Finally a reasonable and informative comment. Also a retrodirective transmitting array can be used to stay targeted automatically using a pilot signal. Additionally the beam can be defocused if the pilot signal is lost.
Here is an analogy.
If a I have a flashlight that puts out a million watts, it would burn you if you stood a foot in front of it right? Now what if you were standing a mile away, you would be receiving much less power and you would be perfectly safe. But the light energy doesn't just disappear, it is spread across a large area. Now, if you build a large collector several miles wide you would absorb all that light. Assuming nothing in between the flashlight and the receiver to block/absorb energy, then you just transmitted 1 million watts a distance of 1 mile to a receiver and it is perfectly safe to stand in the beam because the energy density is so low.
This SPS works the same way. The receiving power density would be less the limits set by the government for exposure to electromagnetic radiation. A large rectenna would collect all that energy over a wide area at >85% efficiency. Walking in the low power density beam is harmless.
Exposure limits: http://www.astrosurf.com/luxorion/Radio/table-power-field.gif
Notice the limit is lower at about the point that a half wavelength is about the same height as a human...
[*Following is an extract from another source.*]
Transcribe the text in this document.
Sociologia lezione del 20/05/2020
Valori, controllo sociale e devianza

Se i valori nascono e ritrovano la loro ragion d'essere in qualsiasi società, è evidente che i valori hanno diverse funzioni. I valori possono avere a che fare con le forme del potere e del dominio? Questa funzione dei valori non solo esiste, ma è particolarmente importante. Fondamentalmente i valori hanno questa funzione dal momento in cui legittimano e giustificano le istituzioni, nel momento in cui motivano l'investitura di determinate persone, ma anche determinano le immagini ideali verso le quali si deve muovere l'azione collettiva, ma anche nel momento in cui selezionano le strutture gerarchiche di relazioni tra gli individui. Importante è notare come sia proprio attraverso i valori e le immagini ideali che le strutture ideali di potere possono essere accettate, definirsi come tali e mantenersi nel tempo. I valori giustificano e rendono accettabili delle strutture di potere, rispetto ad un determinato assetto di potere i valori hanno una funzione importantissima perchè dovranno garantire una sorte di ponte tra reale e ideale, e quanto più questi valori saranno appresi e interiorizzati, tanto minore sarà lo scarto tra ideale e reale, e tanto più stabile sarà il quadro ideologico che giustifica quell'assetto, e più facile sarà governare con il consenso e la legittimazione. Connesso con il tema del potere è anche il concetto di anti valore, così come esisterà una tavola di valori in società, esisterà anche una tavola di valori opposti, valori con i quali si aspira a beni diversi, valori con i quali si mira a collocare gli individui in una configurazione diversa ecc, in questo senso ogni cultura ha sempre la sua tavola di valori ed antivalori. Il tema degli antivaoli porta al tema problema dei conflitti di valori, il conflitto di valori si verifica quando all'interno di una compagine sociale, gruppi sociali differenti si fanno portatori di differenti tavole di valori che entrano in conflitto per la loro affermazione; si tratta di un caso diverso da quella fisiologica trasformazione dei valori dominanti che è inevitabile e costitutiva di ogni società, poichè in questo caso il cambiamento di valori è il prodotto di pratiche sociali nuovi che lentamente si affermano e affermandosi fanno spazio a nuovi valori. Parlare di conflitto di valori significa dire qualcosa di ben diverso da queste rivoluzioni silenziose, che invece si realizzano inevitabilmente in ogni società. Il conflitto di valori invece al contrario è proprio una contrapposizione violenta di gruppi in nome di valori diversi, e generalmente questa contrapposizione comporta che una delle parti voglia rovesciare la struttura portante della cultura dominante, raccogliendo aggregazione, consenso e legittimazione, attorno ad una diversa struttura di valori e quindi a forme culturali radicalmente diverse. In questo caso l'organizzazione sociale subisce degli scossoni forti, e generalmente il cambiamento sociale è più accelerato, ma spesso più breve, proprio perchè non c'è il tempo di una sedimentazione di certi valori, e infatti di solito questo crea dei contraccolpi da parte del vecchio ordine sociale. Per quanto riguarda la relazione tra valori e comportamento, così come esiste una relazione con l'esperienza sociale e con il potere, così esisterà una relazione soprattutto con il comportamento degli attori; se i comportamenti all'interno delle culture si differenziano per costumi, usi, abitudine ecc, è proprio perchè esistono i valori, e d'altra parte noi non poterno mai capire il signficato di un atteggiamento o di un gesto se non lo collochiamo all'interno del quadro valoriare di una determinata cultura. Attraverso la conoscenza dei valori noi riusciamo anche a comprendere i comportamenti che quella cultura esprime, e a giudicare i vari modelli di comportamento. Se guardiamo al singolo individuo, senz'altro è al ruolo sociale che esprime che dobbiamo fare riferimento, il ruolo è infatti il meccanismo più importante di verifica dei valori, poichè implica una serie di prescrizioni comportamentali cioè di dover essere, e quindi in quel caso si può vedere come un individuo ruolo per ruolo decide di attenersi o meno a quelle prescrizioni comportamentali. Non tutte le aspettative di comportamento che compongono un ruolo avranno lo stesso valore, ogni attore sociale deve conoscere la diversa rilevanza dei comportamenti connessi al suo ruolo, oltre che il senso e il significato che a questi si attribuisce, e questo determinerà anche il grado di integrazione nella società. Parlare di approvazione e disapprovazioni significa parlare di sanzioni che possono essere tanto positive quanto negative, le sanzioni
You answered your own question. It cant produce a narrow beam, which is the same reason why it cant cook anybody. You have a large diameter beam (kilometers in diameter) at a low power density (similar to the energy density of sunlight) and a huge rectenna array (say, covering many farmers fields by being upheld on stilts). Yes, this works. I have studied it. Smarter people than you or I have studied it. I swear to god NOBODY on slashdot understands power density. Every frikin time this subject comes up its always "its a weapon!"
Now economic viability and possible electronic interference you can go and argue all you want.
I have a theory that it's impossible to prove anything, but I can't prove it.